Sebastià Alzamora
“Antes una España roja que una España rota”, advirtió José Calvo Sotelo (ministro de Hacienda con Primo de Rivera y líder derechista en la República, fallecido en un atentado en Madrid justo antes del estallido de la Guerra Civil: no faltan estudios que establecen una relación directa entre ambos hechos). El dicho ha sido repetido miles de veces como una síntesis de la visión nacionalista de la derecha española, que puede consentir a gobiernos de izquierdas a cambio de que no pongan en cuestión la unidad territorial de España. Y eso parece que habría pensado la gente indefensa del CNI (indefensa según la ministra Robles), al espiar al candidato de ERC a la alcaldía de Barcelona, Ernest Maragall, y su entorno, para evitar que en la capital catalana hubiera un alcalde independentista, según ha publicado este domingo La Vanguardia. De hecho, esto es lo que acabó pasando, cabe suponer que con el conocimiento de los directamente beneficiados por la maniobra (Ada Colau por los comunes y Jaume Collboni por el PSC), aunque para acabar de ligar la salsa fueran necesarios los votos de un bandarra de la política como el exprimer ministro francés Manuel Valls.
Los numerosos excesos verbales según los cuales el independentismo era peor que ETA, peor que la dictadura de Franco y peor que cualquiera de los sangrientos episodios acumulados en la historia de España -excesos verbales a los que hemos asistido, a falta de nada mejor, armados sobre todo de distanciamiento irónico- se vuelven literales ante la evidencia de los métodos utilizados por el Estado español para detenerlo (para combatirlo, es la expresión exacta).
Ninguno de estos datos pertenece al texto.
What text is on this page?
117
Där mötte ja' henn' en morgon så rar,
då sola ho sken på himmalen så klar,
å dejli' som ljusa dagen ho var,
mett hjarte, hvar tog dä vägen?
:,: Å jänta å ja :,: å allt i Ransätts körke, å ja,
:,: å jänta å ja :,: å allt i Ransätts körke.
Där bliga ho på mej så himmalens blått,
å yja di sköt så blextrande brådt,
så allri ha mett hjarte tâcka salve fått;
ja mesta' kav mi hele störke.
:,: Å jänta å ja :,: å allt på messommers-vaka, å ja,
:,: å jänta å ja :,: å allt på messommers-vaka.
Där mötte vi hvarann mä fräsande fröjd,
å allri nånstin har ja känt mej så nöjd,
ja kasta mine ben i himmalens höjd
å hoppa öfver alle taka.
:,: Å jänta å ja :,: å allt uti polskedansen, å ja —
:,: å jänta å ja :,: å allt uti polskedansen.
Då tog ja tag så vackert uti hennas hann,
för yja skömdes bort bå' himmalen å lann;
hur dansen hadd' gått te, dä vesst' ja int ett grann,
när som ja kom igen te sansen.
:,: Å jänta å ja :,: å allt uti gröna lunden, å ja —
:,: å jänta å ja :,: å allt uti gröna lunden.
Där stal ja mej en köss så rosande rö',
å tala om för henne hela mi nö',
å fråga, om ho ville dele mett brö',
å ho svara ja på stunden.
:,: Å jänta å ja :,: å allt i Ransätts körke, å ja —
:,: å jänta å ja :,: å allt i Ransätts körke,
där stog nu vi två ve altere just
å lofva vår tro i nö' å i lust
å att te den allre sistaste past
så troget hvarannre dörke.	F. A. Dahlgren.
Para el nacionalismo español, el separatismo -palabra que en los países democráticos suele ser puramente denotativa, pero que en España está llena de connotaciones- no es una ideología ni una postura política, sino un crimen, tipificado en el Código Penal como delito de secesión (no se privaron de aplicar también el de rebelión, pero no porque faltaran ganas). De aquí que el magistrado del Tribunal Supremo que se encargaba del control del CNI no dudara en justificar las intervenciones telefónicas (con el programa Pegasus, con el zapatófono de Mortadelo o con lo que hiciera falta) porque eran, a su juicio, «la única fórmula para evitar una secesión», y así no dudó en soltarlo ante la comisión de secretos del Congreso de Diputados.
Una secesión es un mal mayor, frente al cual cualquier respuesta es lícita. Parece que esto nos cuesta entender, pero es el quid de la cuestión: el nacionalismo español no ve contradicción ni problema entre intervenir los derechos y libertades fundamentales de la ciudadanía y declararse, al mismo tiempo, una democracia no ya plena, sino plenísima. No, si es para evitar una secesión. La mierda es de tal magnitud que lo que queda en cuestión no es una legislatura ni un acuerdo de gobierno, sino la propia estructura institucional del Estado español, y -una vez más- la credibilidad de una justicia que no sólo es parcial sino que, frente a una determinada ideología, considera razonable serlo.